Oh, he's a terrorist alright, and if Walker is saying what he has been reported to say (attack yesterday), then he is one too. When one of these people have been captured and can do nothing else to support their cause, they use their mouths in one last terrorist attack: spreading wild (but at least remotely believable) rumors to terrify their enemies. After all, the real business of terrorists is not high body counts, but *TERROR*.

Afroze's claims are false, but Microsoft's all consuming greed was leading them to engage in terror marketing (those "buy more or be audited" postcards) prior to 9/11. Greed, terror, and cruelty are all three heads of one terrible monster.

Wisdom overcomes greed.
Courage sends terror running.
Compassion, the greatest power, conquers cruelty.

Mothra, you were right! Heart can reach!

Al Qaeda Tactic?

[istartedi]

Perhaps these guys have been instructed that if they feel the need to "spill the beans" they should spill 3 or 4 phony beans along with the real ones. That way, our security has to track multiple potential threats. I'm sure nothing would please them more than to see us spend the time and money required to audit all of the Windows code.

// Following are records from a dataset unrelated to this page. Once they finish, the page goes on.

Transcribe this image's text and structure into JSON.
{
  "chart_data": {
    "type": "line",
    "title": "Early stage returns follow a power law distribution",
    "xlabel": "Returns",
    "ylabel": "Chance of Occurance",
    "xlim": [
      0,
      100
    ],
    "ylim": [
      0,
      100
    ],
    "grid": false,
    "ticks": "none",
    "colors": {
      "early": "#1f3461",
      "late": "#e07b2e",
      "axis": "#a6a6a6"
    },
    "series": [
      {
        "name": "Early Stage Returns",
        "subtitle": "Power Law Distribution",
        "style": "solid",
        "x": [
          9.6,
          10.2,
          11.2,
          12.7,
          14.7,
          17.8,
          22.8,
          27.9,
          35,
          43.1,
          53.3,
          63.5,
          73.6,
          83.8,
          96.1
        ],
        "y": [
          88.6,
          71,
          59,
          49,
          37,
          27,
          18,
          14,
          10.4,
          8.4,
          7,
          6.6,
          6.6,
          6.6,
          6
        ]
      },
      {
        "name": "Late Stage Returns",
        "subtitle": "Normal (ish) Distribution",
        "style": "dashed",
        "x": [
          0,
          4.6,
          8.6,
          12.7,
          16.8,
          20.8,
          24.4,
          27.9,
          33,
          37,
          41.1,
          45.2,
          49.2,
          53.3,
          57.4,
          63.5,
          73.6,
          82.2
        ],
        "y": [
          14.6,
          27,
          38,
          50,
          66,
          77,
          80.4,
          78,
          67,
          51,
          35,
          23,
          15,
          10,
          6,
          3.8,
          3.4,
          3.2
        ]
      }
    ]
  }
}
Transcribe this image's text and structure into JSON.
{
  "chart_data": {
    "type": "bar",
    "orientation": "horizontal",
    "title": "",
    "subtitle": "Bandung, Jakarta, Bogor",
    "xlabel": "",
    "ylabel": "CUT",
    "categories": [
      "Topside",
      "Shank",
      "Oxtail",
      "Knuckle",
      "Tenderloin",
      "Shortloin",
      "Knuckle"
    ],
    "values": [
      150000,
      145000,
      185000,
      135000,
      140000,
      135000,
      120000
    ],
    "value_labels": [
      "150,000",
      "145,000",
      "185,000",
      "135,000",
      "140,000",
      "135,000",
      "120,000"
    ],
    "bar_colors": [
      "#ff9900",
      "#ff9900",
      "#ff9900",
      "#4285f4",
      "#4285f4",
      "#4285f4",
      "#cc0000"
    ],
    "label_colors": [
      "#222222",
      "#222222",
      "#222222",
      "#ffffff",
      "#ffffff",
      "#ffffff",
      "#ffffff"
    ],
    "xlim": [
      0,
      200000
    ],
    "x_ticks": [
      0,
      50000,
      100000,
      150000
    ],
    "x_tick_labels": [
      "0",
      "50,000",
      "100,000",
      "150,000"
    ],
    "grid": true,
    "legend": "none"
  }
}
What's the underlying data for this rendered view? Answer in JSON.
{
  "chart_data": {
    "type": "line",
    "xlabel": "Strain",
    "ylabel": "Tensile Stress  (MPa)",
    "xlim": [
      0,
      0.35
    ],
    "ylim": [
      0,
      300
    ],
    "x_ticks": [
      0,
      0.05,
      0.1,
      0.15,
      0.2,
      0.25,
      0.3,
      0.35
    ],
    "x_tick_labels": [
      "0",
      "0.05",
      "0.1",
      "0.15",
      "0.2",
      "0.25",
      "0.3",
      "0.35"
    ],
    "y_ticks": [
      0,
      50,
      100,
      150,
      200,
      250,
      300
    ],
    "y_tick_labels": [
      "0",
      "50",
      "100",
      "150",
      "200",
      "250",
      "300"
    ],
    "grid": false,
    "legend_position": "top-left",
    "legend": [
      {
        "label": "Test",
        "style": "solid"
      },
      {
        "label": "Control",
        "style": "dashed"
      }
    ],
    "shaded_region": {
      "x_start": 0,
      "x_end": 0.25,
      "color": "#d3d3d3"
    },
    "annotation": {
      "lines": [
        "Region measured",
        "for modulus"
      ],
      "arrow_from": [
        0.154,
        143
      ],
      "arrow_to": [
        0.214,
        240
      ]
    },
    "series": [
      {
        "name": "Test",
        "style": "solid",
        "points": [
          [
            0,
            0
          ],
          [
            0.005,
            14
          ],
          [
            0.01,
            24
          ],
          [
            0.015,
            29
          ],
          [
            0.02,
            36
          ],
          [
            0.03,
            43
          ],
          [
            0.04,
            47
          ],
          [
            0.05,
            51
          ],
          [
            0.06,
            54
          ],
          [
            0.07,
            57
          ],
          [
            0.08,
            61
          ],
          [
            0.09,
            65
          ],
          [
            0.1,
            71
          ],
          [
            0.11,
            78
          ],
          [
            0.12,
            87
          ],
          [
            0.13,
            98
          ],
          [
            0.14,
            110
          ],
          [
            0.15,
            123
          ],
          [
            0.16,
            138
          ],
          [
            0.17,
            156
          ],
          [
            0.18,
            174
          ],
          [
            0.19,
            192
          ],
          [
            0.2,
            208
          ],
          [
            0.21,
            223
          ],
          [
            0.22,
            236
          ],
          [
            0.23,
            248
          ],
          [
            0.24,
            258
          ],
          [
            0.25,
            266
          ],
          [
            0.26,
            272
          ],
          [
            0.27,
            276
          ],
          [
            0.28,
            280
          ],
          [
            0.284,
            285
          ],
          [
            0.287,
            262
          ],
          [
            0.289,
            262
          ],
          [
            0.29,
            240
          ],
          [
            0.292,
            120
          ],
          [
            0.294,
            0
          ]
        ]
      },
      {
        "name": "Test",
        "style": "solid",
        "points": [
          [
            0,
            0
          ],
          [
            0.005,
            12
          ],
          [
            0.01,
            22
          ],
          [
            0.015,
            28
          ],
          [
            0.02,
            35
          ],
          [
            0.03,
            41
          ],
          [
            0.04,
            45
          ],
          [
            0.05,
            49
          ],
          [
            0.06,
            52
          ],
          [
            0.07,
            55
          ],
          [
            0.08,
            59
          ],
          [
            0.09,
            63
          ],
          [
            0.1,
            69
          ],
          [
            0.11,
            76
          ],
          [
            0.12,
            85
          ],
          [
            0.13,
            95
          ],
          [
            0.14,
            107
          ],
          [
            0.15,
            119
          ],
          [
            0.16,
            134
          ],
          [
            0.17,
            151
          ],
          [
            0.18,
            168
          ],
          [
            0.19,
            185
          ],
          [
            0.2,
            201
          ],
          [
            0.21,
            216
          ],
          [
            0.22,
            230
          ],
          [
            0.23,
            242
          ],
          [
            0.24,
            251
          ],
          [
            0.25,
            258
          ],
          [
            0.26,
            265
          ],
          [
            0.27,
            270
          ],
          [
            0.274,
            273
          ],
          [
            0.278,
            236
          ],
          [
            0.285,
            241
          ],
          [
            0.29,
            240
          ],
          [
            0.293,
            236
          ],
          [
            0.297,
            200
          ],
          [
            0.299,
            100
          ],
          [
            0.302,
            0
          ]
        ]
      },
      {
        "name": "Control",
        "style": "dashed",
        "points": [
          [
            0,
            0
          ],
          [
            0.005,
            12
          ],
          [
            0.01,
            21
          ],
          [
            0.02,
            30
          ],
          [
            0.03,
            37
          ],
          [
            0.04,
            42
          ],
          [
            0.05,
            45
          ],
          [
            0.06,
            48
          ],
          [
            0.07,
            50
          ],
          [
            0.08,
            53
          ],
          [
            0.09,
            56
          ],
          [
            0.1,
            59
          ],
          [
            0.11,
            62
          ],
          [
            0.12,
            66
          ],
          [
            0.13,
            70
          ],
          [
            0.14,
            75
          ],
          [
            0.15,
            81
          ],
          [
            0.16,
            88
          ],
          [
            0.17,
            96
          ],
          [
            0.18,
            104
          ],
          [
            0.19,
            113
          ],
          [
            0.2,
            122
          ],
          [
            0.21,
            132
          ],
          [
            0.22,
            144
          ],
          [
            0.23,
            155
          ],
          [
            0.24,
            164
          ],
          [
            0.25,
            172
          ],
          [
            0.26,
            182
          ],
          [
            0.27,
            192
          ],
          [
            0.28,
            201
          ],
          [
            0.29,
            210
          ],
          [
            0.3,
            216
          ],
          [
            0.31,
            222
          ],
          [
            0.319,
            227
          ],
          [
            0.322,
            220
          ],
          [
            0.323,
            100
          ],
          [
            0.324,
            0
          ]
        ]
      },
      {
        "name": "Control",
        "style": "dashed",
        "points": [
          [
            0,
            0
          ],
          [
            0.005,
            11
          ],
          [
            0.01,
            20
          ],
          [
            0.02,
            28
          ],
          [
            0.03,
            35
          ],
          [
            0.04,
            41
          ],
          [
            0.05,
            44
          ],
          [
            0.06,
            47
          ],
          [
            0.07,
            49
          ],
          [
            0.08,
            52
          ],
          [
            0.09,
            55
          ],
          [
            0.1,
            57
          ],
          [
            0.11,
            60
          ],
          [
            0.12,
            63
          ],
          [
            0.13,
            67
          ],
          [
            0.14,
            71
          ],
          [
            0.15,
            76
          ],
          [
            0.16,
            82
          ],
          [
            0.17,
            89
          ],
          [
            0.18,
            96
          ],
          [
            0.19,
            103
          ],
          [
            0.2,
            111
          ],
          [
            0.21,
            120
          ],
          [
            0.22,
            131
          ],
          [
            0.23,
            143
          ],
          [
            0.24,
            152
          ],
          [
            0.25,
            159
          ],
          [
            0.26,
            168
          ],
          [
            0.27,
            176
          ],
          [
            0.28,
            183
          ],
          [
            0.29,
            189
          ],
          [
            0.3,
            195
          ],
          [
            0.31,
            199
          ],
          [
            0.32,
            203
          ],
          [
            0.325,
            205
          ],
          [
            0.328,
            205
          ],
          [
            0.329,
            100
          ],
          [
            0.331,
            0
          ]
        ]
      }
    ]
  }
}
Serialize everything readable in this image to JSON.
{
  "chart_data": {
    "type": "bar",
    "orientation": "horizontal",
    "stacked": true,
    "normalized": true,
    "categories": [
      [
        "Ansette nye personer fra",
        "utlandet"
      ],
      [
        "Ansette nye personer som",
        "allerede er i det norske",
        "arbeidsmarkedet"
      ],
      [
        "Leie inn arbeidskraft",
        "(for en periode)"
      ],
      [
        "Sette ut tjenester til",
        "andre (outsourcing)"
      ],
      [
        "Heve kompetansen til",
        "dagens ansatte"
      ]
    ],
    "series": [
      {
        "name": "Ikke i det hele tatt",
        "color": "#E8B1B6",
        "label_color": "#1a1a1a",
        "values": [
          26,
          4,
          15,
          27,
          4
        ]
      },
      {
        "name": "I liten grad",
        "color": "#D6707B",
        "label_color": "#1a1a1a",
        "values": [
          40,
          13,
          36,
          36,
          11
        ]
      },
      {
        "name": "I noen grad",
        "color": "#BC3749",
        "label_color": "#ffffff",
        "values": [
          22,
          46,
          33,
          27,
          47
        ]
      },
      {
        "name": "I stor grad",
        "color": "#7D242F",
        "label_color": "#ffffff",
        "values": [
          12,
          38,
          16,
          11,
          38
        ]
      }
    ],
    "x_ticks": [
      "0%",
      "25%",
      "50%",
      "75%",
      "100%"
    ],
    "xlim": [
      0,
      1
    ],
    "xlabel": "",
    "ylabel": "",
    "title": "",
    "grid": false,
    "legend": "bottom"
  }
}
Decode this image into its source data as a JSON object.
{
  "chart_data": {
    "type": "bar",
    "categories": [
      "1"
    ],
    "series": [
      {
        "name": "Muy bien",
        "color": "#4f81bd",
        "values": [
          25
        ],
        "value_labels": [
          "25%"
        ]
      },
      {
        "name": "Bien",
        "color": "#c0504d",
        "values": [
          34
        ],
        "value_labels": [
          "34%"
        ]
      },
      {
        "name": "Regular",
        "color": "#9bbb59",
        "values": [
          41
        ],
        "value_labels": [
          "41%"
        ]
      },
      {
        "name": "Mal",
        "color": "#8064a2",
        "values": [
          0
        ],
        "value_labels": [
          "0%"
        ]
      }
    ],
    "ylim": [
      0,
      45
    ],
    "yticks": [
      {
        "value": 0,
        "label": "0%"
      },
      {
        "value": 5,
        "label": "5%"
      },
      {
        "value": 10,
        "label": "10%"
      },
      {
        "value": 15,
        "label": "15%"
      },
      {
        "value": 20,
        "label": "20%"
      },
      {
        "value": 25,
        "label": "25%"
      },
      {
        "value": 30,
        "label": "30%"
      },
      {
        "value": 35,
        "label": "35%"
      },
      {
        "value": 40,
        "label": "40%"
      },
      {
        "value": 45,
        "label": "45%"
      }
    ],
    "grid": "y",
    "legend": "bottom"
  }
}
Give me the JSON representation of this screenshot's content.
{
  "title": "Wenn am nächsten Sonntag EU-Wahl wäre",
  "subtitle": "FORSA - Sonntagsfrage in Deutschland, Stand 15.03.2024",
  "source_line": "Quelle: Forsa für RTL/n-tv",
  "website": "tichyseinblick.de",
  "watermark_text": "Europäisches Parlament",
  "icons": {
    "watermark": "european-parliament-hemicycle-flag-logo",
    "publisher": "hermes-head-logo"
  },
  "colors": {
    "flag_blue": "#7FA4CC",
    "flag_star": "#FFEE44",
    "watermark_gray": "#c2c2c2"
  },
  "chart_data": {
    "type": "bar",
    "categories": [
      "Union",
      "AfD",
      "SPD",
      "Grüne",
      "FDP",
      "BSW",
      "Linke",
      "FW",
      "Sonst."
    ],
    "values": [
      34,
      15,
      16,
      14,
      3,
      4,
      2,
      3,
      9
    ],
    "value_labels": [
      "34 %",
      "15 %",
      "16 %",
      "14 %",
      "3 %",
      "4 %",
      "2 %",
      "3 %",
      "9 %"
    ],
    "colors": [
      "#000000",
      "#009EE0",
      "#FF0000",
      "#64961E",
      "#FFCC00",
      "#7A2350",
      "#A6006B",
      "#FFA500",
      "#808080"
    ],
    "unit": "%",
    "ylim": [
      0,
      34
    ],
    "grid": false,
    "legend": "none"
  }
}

Perhaps there is a rational way to tell which threats are real; some kind of "threat profiling".

Re:Two counterpoints take two

[spudnic]

So what are the QA procedures for Solitaire? I'm sure that gets almost as much runtime on most office machines as the networking stack.

I don't think they would have had to put a backdoor into the kernel for them to cause problems.
.

Re:*barf*

[szcx]

Let's just whine about it instead of moving on. Way to fill the page up with trash.

Yeah, be sure and keep that advice in mind the next time you see FUD coming from Microsoft. The only way to stop problem behavior is by pointing it out. You think the antitrust case would have been filed if people just "moved on"? Are the Slashdot editors immune from scrutiny simply because they're anti-Microsoft?

Hypocracy, see above.

Don't believe this!!

[snake_dad]

It's al just FUD to cover up the Magic Lantern introduction. Really.

Bugs?! ...

[degauss]

Could this just posibly be Microsoft's latest ploy to disguise all the bugs and problems that already exist in their programs?